18+
Ta strona może zawierać treści nieodpowiednie dla osób niepełnoletnich.
Zapamiętaj mój wybór i zastosuj na pozostałych stronach
topic

HDS u ruskich

~Nei • 2016-08-18, 14:46
Pewnie od zawsze chciał kierować trolejbusem

od 0:30


cysio0407

2016-08-19, 21:33
momzez napisał/a:



Jak mnie wk***ia pie**olenie debili ze gdy podczas burzy pojazd stoi na oponach to jest odizolowany od ziemi... A kołeczka to są suchutkie jak pada deszcz a woda nie przewodzi prądu!
Proponuje[blablabla...] stanoł [...blablabla]



Po pierwsze gratuluje znajomości języka polskiego. Po drugie - w czasie burzy wyładowanie elektryczne (łuk) powstaje w większości w powietrzu - czy na prawdę uważasz, że potrzebuje czegokolwiek mokrego żeby pokonać dodatkowe 15 cm między samochodem a ziemią zwłaszcza mając zjonizowane powietrze w okolicach alternatora ?

PowerboBass napisał/a:

@up nie destylowana tylko właśnie czysta, bez domieszek jonów żadnych. .



Odsyłam do wiki - "Woda opadowa"

PowerboBass napisał/a:

I taka woda nie przewodzi napięcia



Bo napięcie jest różnicą potencjałów - nie da się go przewodzić.

Wszystkim którzy nie widzą czemu w samochodzie jest dość bezpiecznie w trakcie burzy polecam wyszukać na wiki hasło "Klatka Faradaya"

Erdo napisał/a:


jeśli nie dotykamy metalowych części karoserii (a nie dotykamy, bo siedząc za kierownica wszystko jest wykonane z tworzyw sztucznych/skóry etc.) to jesteśmy bezpieczni.

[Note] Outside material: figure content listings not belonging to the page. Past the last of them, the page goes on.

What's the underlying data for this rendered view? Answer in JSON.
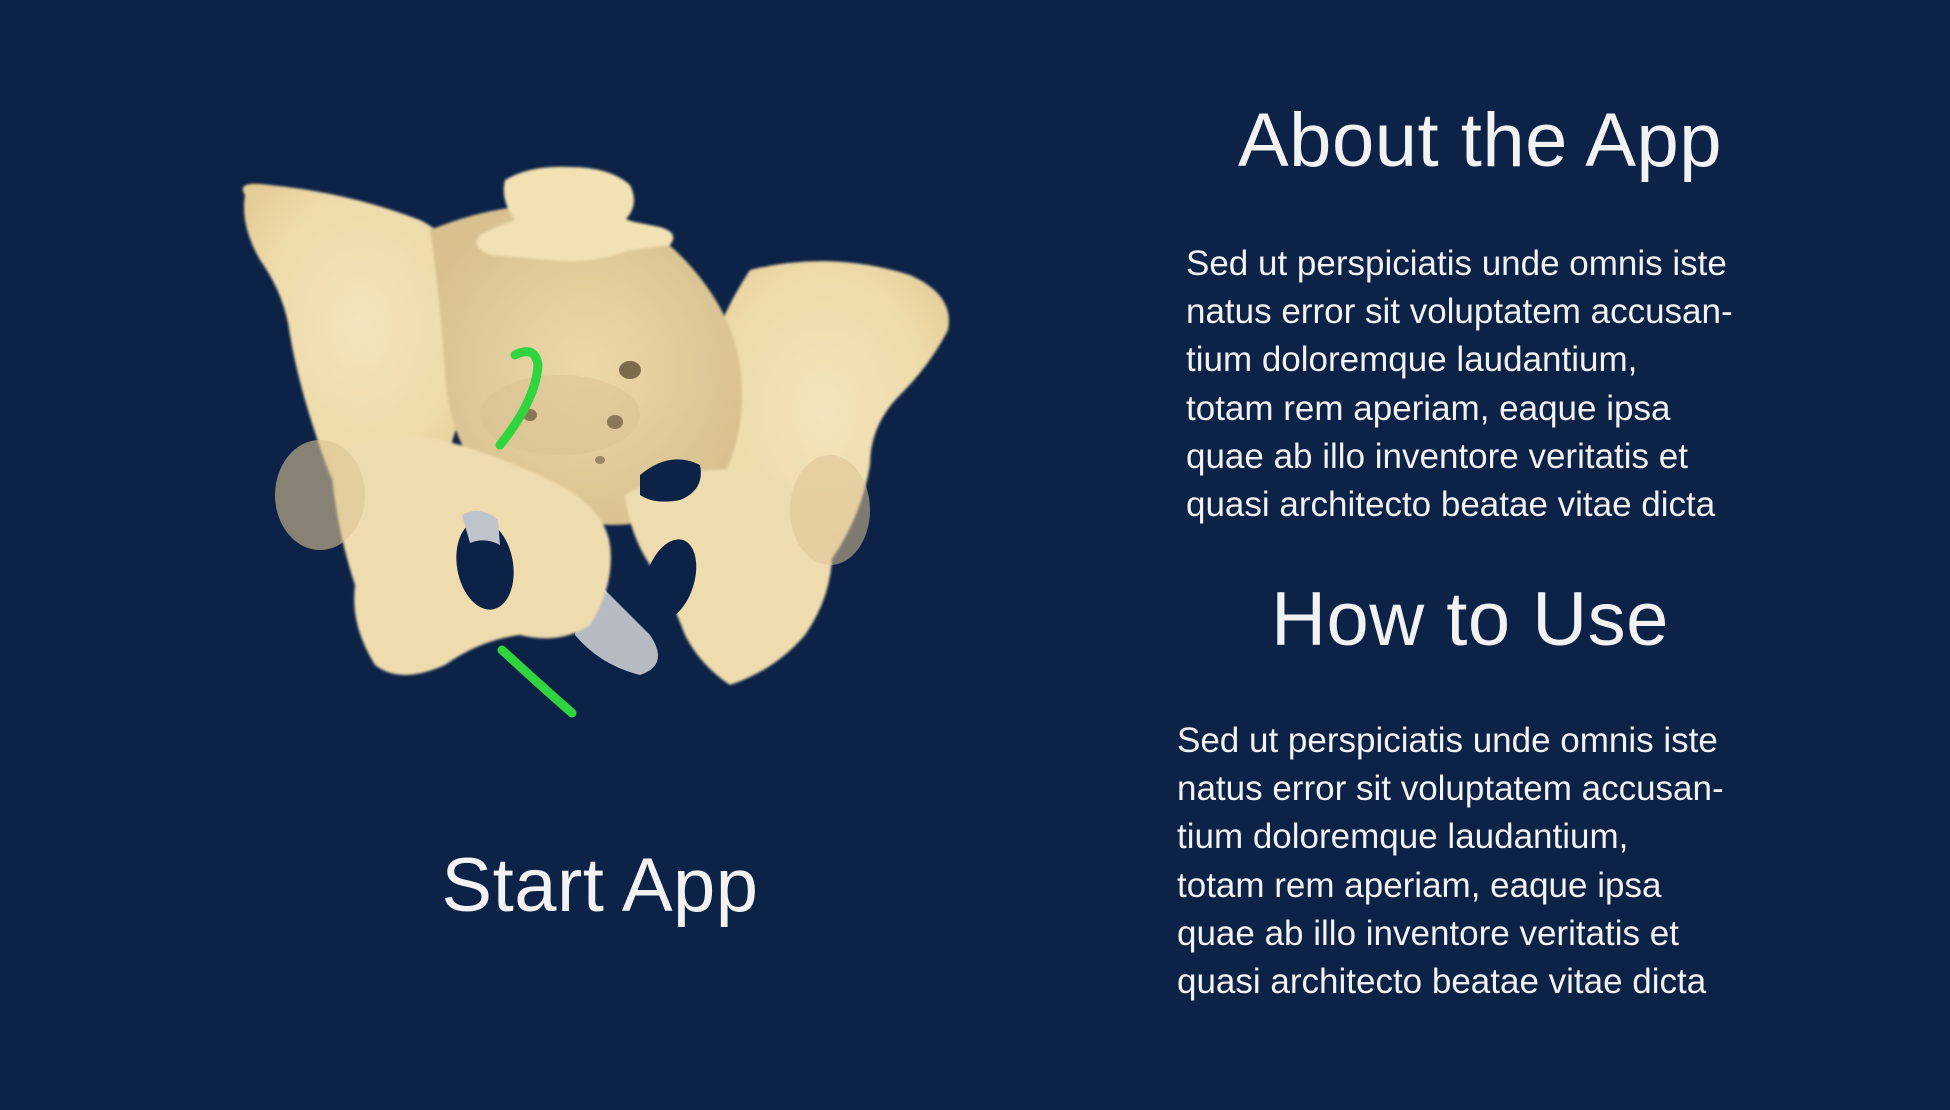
{
  "start_button": {
    "label": "Start App"
  },
  "about": {
    "title": "About the App",
    "body": "Sed ut perspiciatis unde omnis iste\nnatus error sit voluptatem accusan-\ntium doloremque laudantium,\ntotam rem aperiam, eaque ipsa\nquae ab illo inventore veritatis et\nquasi architecto beatae vitae dicta"
  },
  "how_to_use": {
    "title": "How to Use",
    "body": "Sed ut perspiciatis unde omnis iste\nnatus error sit voluptatem accusan-\ntium doloremque laudantium,\ntotam rem aperiam, eaque ipsa\nquae ab illo inventore veritatis et\nquasi architecto beatae vitae dicta"
  },
  "colors": {
    "background": "#0c2246",
    "text": "#f2f2f2",
    "bone": "#f1dfb2",
    "bone_shadow": "#dcc393",
    "highlight_curve": "#2fd43f",
    "hip_gray": "#bcc0c8"
  },
  "illustration": {
    "subject": "pelvis-3d-model"
  }
}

Tutaj z zasady działania klatki wynika, że teoretycznie możemy dotykać elementów metalowych bo ładunek rozkłada się na powierzchni i nie przenika do środka jak długo nie tworzymy połączenia między klatką a ziemią, ale samochód nie jest idealną klatką to raz, a po drugie nie znalazłem nigdzie naukowego potwierdzenia tej teorii (nie szukałem zbyt długo i pewnie gdzieś w necie jest), więc co do tego ręki sobie uciąć nie dam.

białywęgorz

2016-08-19, 22:55
cysio0407 napisał/a:


Tutaj z zasady działania klatki wynika, że teoretycznie możemy dotykać elementów metalowych bo ładunek rozkłada się na powierzchni i nie przenika do środka jak długo nie tworzymy połączenia między klatką a ziemią, ale samochód nie jest idealną klatką to raz, a po drugie nie znalazłem nigdzie naukowego potwierdzenia tej teorii (nie szukałem zbyt długo i pewnie gdzieś w necie jest), więc co do tego ręki sobie uciąć nie dam.



W standardowej klatce Faradaya tak. W samochodzie nie, bo... okna, chyba okna. Badań też nie znam, ale jest masa filmików gdzie ludzie faktycznie przeżyli srogie jebnięcie. Czy dotykali metalowych elementów? Nie wiem. Ale raczej nie, bo jak by dotknęli to kaput. Sęk w tym, że samochód wewnątrz i tak jest fenomenalnie odizolowany, wiec i tak i tak jak nie ma dotknąć karoserii.